Sunday, March 28, 2010

Where does that empty bottle end up?

A plastic soap bottle tossed in a Manhattan recycling bin took several twists and turns around the city before crossing the river to Kearny, N.J. So, who has been following the trash? No one, but a simple tracking device. A 5-year-old group at the Massachusetts Institute of Technology has spent the last year attaching thousands of tracking devices to pieces of garbage in Seattle and New York City. The devices send out pulses to signal where they are. The signals go to MIT's SENSEable City Lab for analysis.

Most cities today face problems of congestion, pollution and inefficiency problems. New technologies, like iPhones, social networking and wireless communication, can inform city dwellers and make cities "smarter."

The aim of project "Trash Track" is to study where recyclables go. As the world consumes at a faster rate than ever before, it becomes important to track trash, and see how it degrades, if at all it does.
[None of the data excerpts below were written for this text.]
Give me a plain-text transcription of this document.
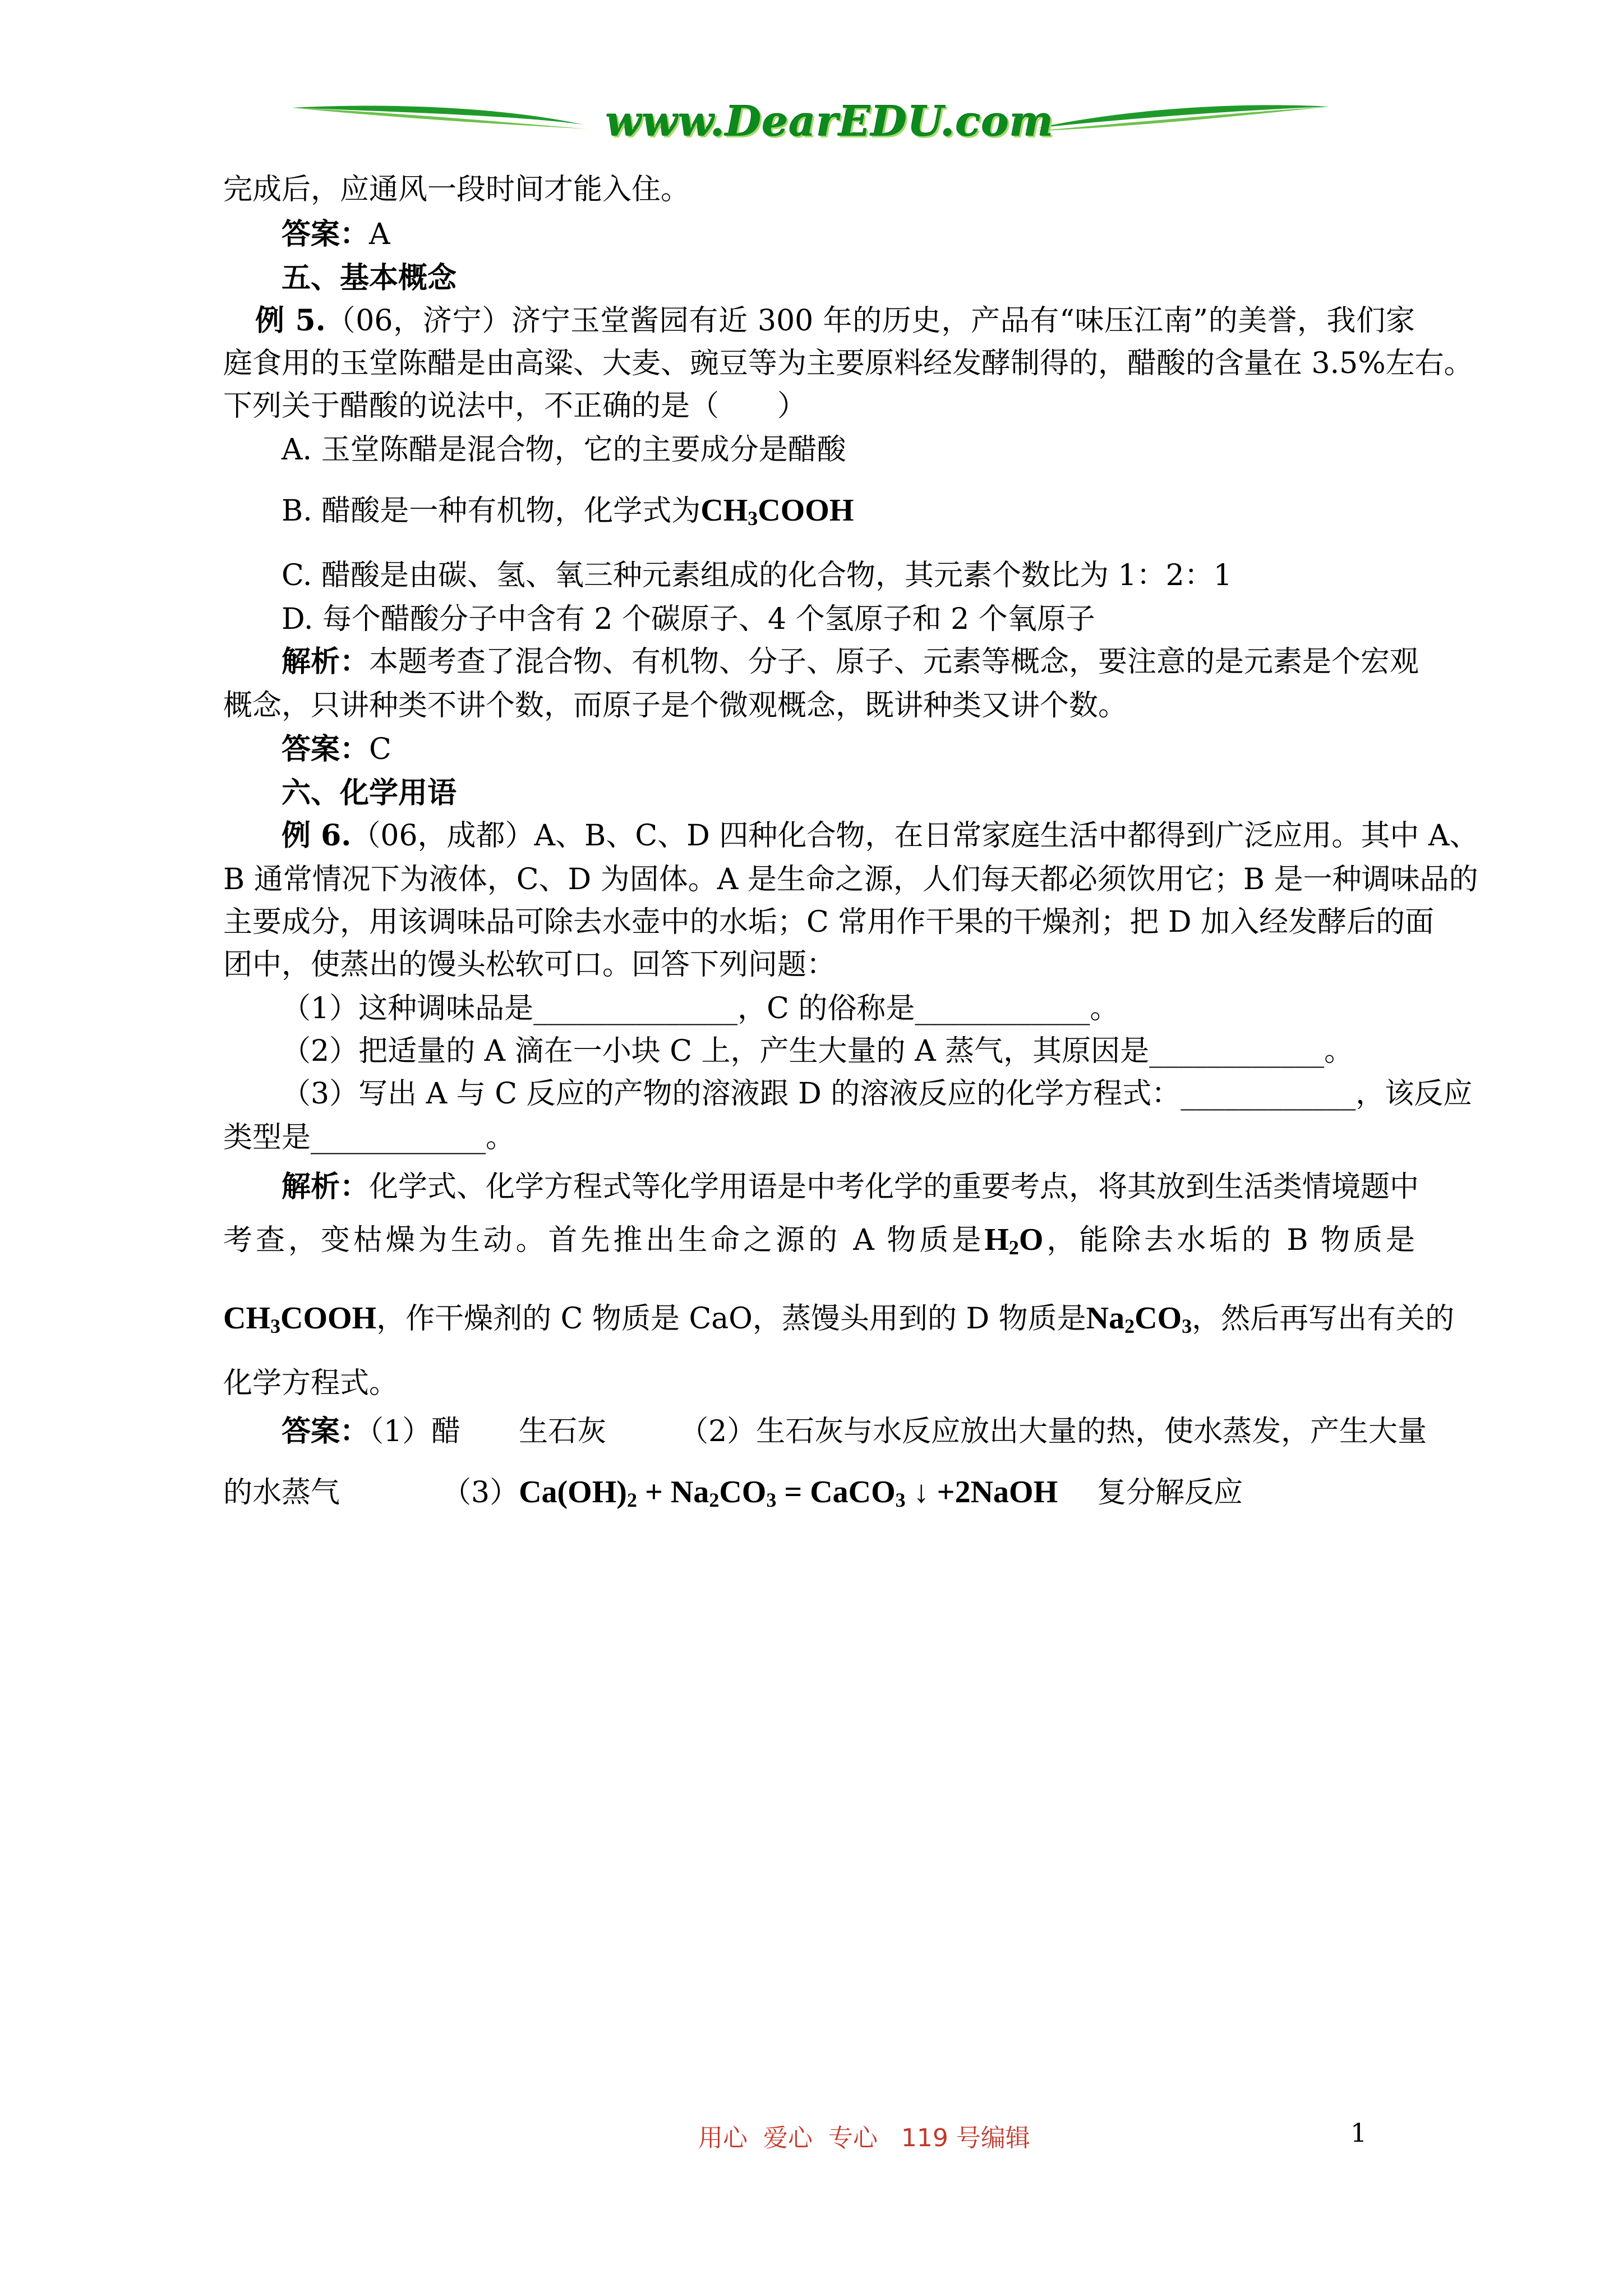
www.DearEDU.com
完成后，应通风一段时间才能入住。
答案：A
五、基本概念
例 5.（06，济宁）济宁玉堂酱园有近 300 年的历史，产品有“味压江南”的美誉，我们家
庭食用的玉堂陈醋是由高粱、大麦、豌豆等为主要原料经发酵制得的，醋酸的含量在 3.5%左右。
下列关于醋酸的说法中，不正确的是（　　）
A. 玉堂陈醋是混合物，它的主要成分是醋酸
B. 醋酸是一种有机物，化学式为$CH_3COOH$
C. 醋酸是由碳、氢、氧三种元素组成的化合物，其元素个数比为 1：2：1
D. 每个醋酸分子中含有 2 个碳原子、4 个氢原子和 2 个氧原子
解析：本题考查了混合物、有机物、分子、原子、元素等概念，要注意的是元素是个宏观
概念，只讲种类不讲个数，而原子是个微观概念，既讲种类又讲个数。
答案：C
六、化学用语
例 6.（06，成都）A、B、C、D 四种化合物，在日常家庭生活中都得到广泛应用。其中 A、
B 通常情况下为液体，C、D 为固体。A 是生命之源，人们每天都必须饮用它；B 是一种调味品的
主要成分，用该调味品可除去水壶中的水垢；C 常用作干果的干燥剂；把 D 加入经发酵后的面
团中，使蒸出的馒头松软可口。回答下列问题：
（1）这种调味品是______________，C 的俗称是____________。
（2）把适量的 A 滴在一小块 C 上，产生大量的 A 蒸气，其原因是____________。
（3）写出 A 与 C 反应的产物的溶液跟 D 的溶液反应的化学方程式：____________，该反应
类型是____________。
解析：化学式、化学方程式等化学用语是中考化学的重要考点，将其放到生活类情境题中
考查，变枯燥为生动。首先推出生命之源的 A 物质是$H_2O$，能除去水垢的 B 物质是
$CH_3COOH$，作干燥剂的 C 物质是 CaO，蒸馒头用到的 D 物质是$Na_2CO_3$，然后再写出有关的
化学方程式。
答案：（1）醋　　生石灰　　　（2）生石灰与水反应放出大量的热，使水蒸发，产生大量
的水蒸气　　　　$(3)Ca(OH)_2 + Na_2CO_3$ = CaCO$_3$ ↓ +2NaOH 复分解反应
用心  爱心  专心   119 号编辑	1
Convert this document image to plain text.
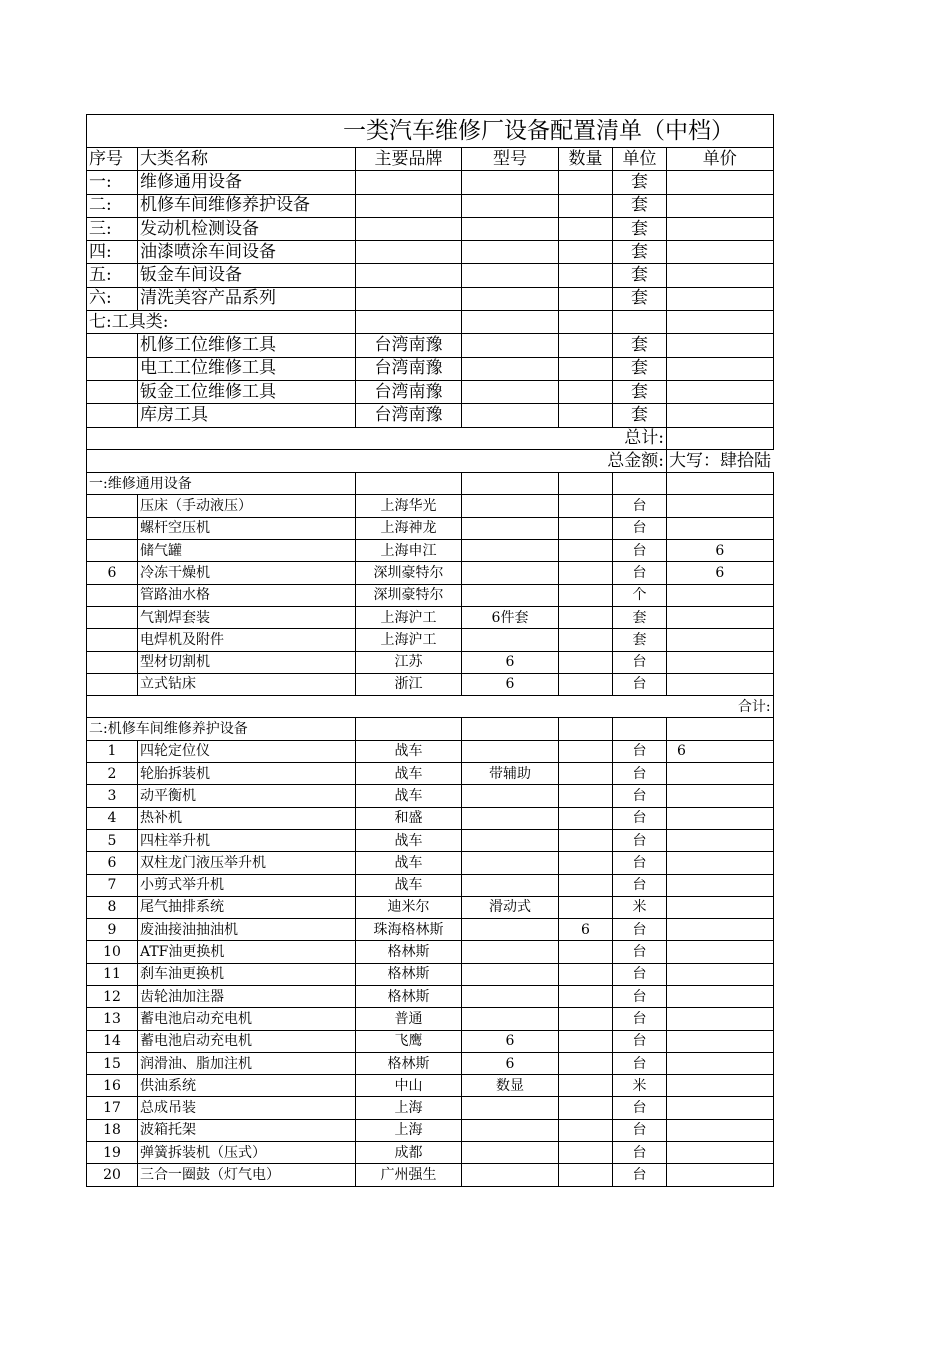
一类汽车维修厂设备配置清单（中档）						
序号	大类名称	主要品牌	型号	数量	单位	单价
一:	维修通用设备				套	
二:	机修车间维修养护设备				套	
三:	发动机检测设备				套	
四:	油漆喷涂车间设备				套	
五:	钣金车间设备				套	
六:	清洗美容产品系列				套	
七:工具类:						
	机修工位维修工具	台湾南豫			套	
	电工工位维修工具	台湾南豫			套	
	钣金工位维修工具	台湾南豫			套	
	库房工具	台湾南豫			套	
总计:						
总金额:						大写：肆拾陆
一:维修通用设备						
	压床（手动液压）	上海华光			台	
	螺杆空压机	上海神龙			台	
	储气罐	上海申江			台	6
6	冷冻干燥机	深圳豪特尔			台	6
	管路油水格	深圳豪特尔			个	
	气割焊套装	上海沪工	6件套		套	
	电焊机及附件	上海沪工			套	
	型材切割机	江苏	6		台	
	立式钻床	浙江	6		台	
合计:						
二:机修车间维修养护设备						
1	四轮定位仪	战车			台	6
2	轮胎拆装机	战车	带辅助		台	
3	动平衡机	战车			台	
4	热补机	和盛			台	
5	四柱举升机	战车			台	
6	双柱龙门液压举升机	战车			台	
7	小剪式举升机	战车			台	
8	尾气抽排系统	迪米尔	滑动式		米	
9	废油接油抽油机	珠海格林斯		6	台	
10	ATF油更换机	格林斯			台	
11	刹车油更换机	格林斯			台	
12	齿轮油加注器	格林斯			台	
13	蓄电池启动充电机	普通			台	
14	蓄电池启动充电机	飞鹰	6		台	
15	润滑油、脂加注机	格林斯	6		台	
16	供油系统	中山	数显		米	
17	总成吊装	上海			台	
18	波箱托架	上海			台	
19	弹簧拆装机（压式）	成都			台	
20	三合一圈鼓（灯气电）	广州强生			台	
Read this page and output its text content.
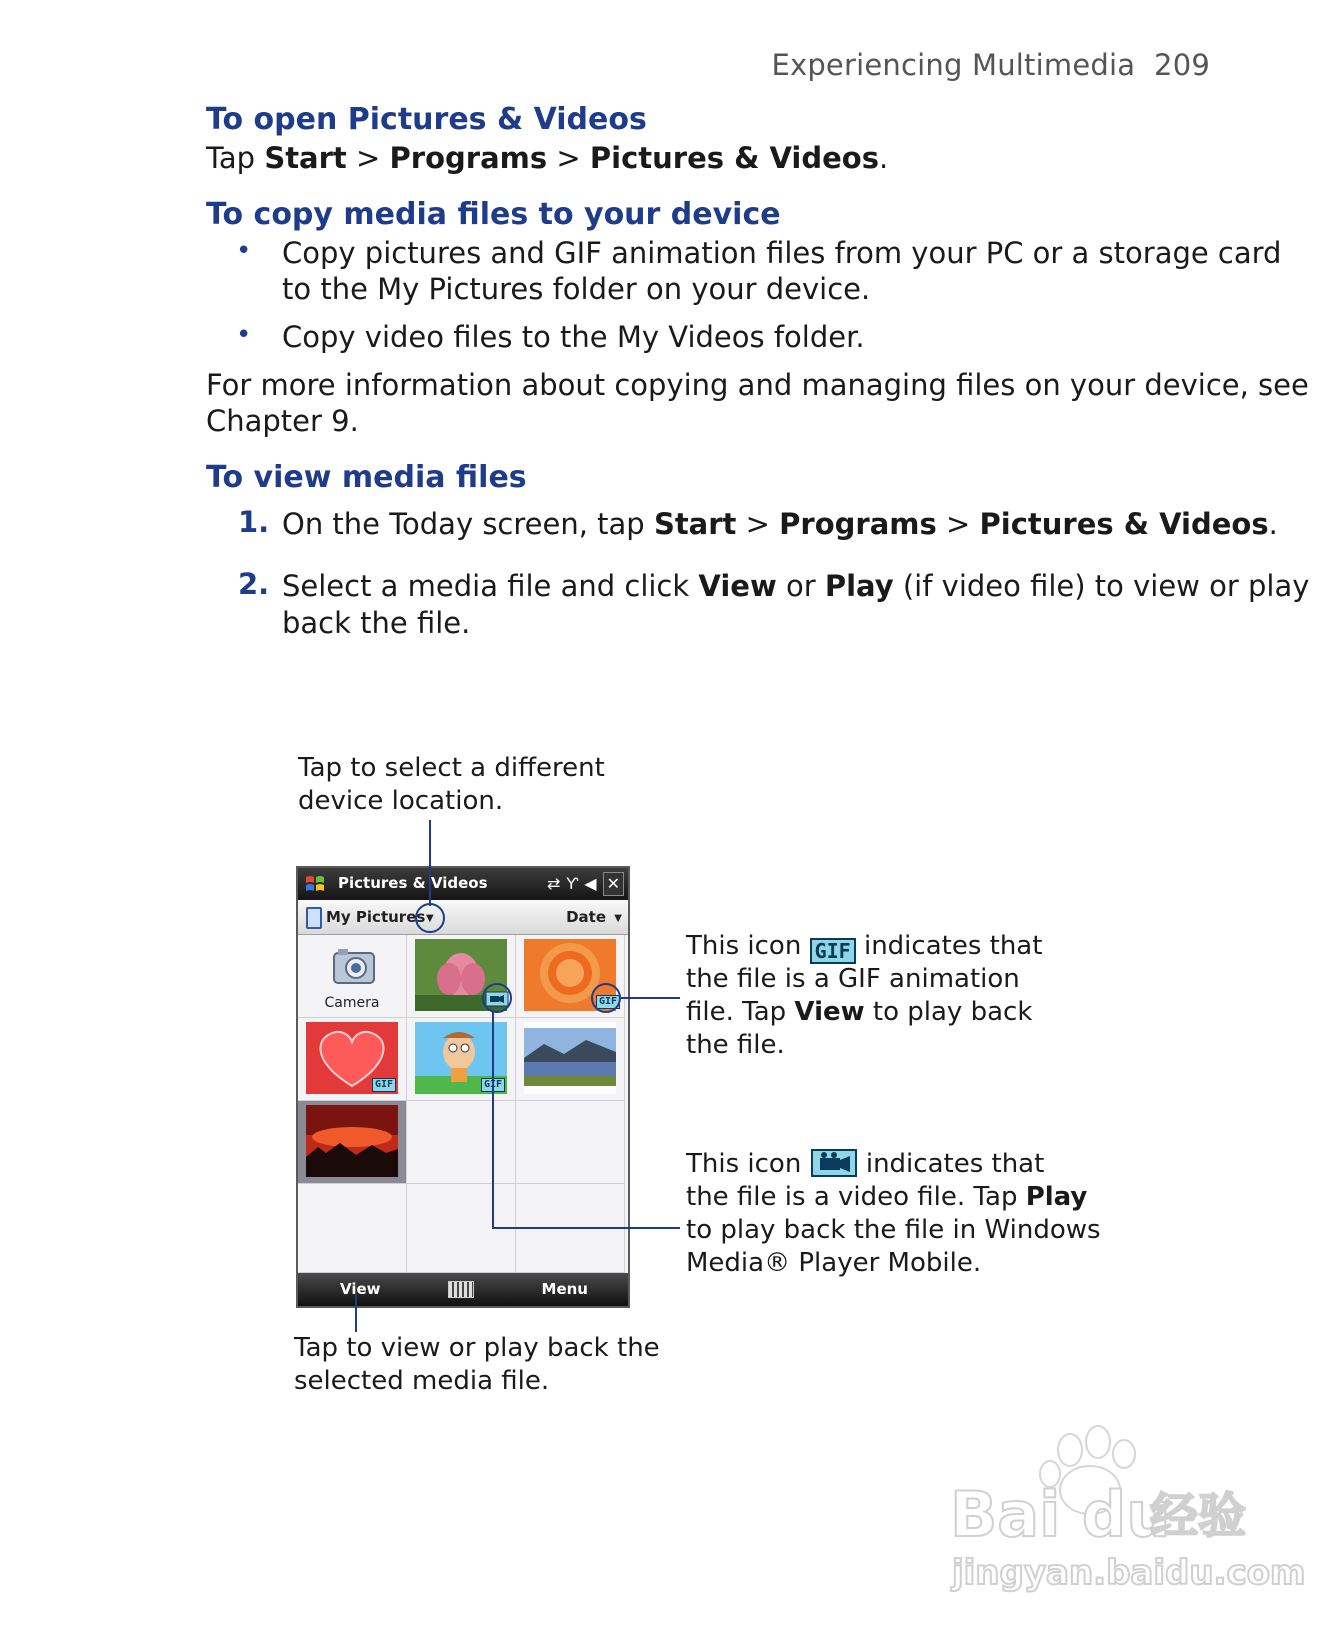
Experiencing Multimedia 209
To open Pictures & Videos
Tap Start > Programs > Pictures & Videos.
To copy media files to your device
• Copy pictures and GIF animation files from your PC or a storage card
to the My Pictures folder on your device.
• Copy video files to the My Videos folder.
For more information about copying and managing files on your device, see
Chapter 9.
To view media files
1. On the Today screen, tap Start > Programs > Pictures & Videos.
2. Select a media file and click View or Play (if video file) to view or play
back the file.
Tap to select a different
device location.
This icon GIF indicates that
the file is a GIF animation
file. Tap View to play back
the file.
This icon  indicates that
the file is a video file. Tap Play
to play back the file in Windows
Media® Player Mobile.
Tap to view or play back the
selected media file.
Pictures & Videos	⇄ Ƴ ◀ ✕
My Pictures ▼	Date ▼
Camera	GIF
GIF	GIF
View	Menu
Bai du
经验
jingyan.baidu.com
Trash companies follow their own haul, for example. But once they separate the aluminum and sell it to a collector, their records end. No single database tracks a soda can through its cycle. Trash Track may be a useful tool with e-waste too.

But of course this calls for coordination and acting together based on the inputs from the tracking.

Or else the power of networks in general and the Internet will simply be an exercise in showing the many things that “can be done” but don’t get done!